Indeed, while Lauda retired in the pits at Jacarepagua in Brazil, his McLaren teammate Alain Prost won the race.
But Lauda went on to win the 1984 title by half a point.
Asked how Mercedes has managed to get off to such a strong start in 2014, Lauda told the Osterreich newspaper: "Because we have been best with the new engine regulations.
"Also last summer, when Red Bull was still focusing on the 2013 season, we were already developing our new car," he added.
Italy's La Repubblica declared after Sunday's Australian grand prix: "The F1 revolution has its leader."

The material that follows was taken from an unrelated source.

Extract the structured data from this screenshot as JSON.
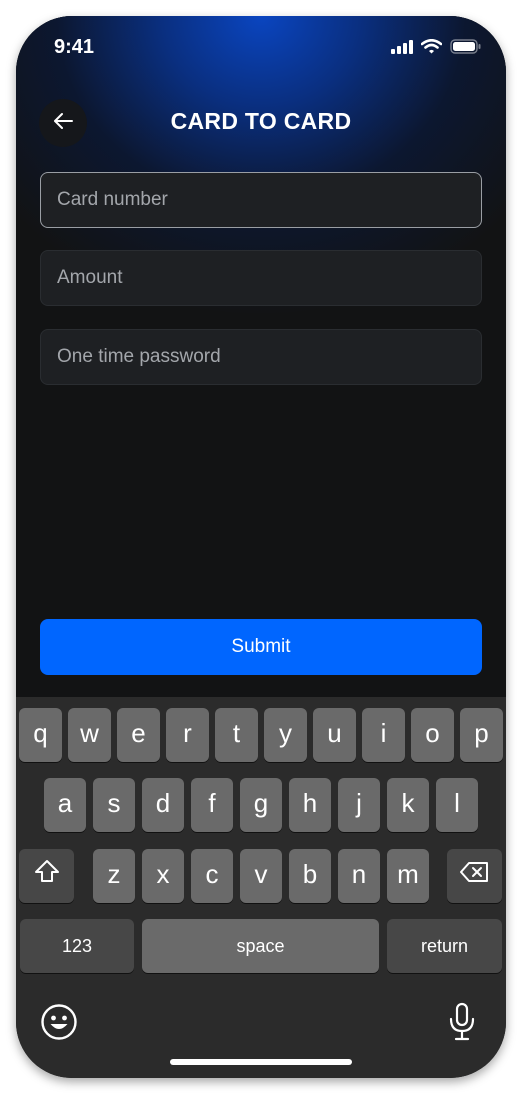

But Mercedes chief Toto Wolff expects Red Bull to catch up.
"With these new cars," he told Kleine Zeitung newspaper, "the development curve is much steeper than usual."
He said the reigning world champions had already "caught up massively" between the winter season and Melbourne.
And Red Bull's increasingly confident Dr Helmut Marko said: "We know what is still to come in our car and the (Renault) engine.
"On the engine we are still nowhere near the maximum," he insisted.
McLaren's Jenson Button, however, thinks that at the moment, F1 has a clear leader.
He said: "Right now we seem to be able to fight against everyone -- except one."